StraightTaint: decoupled offline symbolic taint analysis

Abstract

Taint analysis has been widely applied in ex post facto security applications, such as attack provenance investigation, computer forensic analysis, and reverse engineering. Unfortunately, the high runtime overhead imposed by dynamic taint analysis makes it impractical in many scenarios. The key obstacle is the strict coupling of program execution and taint tracking logic code. To alleviate this performance bottleneck, recent work seeks to offload taint analysis from program execution and run it on a spare core or a different CPU. However, since the taint analysis has heavy data and control dependencies on the program execution, the massive data in recording and transformation overshadow the benefit of decoupling. In this paper, we propose a novel technique to allow very lightweight logging, resulting in much lower execution slowdown, while still permitting us to perform full-featured offline taint analysis. We develop StraightTaint, a hybrid taint analysis tool that completely decouples the program execution and taint analysis.
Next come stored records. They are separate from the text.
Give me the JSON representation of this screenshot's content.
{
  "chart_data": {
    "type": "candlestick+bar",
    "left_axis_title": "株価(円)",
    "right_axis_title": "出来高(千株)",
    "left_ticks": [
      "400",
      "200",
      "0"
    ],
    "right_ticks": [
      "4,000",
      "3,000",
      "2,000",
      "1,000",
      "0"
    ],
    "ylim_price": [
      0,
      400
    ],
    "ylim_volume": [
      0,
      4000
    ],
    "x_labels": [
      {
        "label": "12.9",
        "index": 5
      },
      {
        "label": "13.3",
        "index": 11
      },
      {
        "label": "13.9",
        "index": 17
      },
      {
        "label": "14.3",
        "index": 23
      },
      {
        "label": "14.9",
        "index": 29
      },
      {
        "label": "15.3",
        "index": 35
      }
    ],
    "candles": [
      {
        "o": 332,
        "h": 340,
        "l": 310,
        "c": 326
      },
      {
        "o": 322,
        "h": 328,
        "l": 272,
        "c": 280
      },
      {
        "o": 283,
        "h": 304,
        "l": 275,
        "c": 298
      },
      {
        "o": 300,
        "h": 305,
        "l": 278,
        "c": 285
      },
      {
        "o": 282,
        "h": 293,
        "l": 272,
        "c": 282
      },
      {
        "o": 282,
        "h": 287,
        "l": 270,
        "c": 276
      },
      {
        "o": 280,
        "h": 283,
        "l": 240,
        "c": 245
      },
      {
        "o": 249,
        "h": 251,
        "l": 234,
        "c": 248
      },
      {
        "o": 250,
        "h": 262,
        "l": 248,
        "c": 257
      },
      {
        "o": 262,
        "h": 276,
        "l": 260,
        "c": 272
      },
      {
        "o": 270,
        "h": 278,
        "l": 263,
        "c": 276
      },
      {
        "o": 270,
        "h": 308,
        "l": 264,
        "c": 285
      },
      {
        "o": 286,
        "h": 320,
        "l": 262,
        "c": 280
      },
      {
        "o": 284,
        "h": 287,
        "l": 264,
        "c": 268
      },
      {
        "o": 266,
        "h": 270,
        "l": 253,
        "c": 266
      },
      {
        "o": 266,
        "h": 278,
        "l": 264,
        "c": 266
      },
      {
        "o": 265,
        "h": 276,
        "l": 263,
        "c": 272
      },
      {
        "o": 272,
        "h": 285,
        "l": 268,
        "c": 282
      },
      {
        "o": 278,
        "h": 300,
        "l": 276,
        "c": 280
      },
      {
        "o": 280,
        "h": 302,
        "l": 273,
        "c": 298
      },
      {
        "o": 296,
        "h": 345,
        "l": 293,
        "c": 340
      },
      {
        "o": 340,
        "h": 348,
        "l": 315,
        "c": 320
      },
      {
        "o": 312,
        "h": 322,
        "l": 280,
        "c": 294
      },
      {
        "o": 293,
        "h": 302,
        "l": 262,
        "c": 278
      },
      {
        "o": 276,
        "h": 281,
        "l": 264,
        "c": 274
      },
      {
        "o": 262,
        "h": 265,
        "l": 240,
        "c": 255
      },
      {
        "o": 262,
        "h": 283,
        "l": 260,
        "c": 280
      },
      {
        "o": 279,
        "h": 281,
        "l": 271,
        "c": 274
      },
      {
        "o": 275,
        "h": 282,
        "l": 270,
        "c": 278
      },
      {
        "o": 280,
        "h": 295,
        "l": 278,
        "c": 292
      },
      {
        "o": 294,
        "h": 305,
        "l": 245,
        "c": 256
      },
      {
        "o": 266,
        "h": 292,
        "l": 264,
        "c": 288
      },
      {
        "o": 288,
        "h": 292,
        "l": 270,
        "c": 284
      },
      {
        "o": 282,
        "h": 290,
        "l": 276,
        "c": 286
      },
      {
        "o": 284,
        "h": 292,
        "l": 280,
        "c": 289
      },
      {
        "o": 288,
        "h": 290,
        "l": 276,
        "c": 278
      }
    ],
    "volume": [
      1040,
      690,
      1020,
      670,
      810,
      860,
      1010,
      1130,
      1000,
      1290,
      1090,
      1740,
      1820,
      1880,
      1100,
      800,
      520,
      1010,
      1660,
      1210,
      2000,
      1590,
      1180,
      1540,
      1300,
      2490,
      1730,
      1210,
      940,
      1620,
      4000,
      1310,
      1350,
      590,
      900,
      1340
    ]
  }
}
StraightTaint relies on very lightweight logging of the execution information to reconstruct a straight-line code, enabling an offline symbolic taint analysis without frequent data communication with the application. While StraightTaint does not log complete runtime or input values, it is able to precisely identify the causal relationships between sources and sinks, for example. Compared with traditional dynamic taint analysis tools, StraightTaint has much lower application runtime overhead.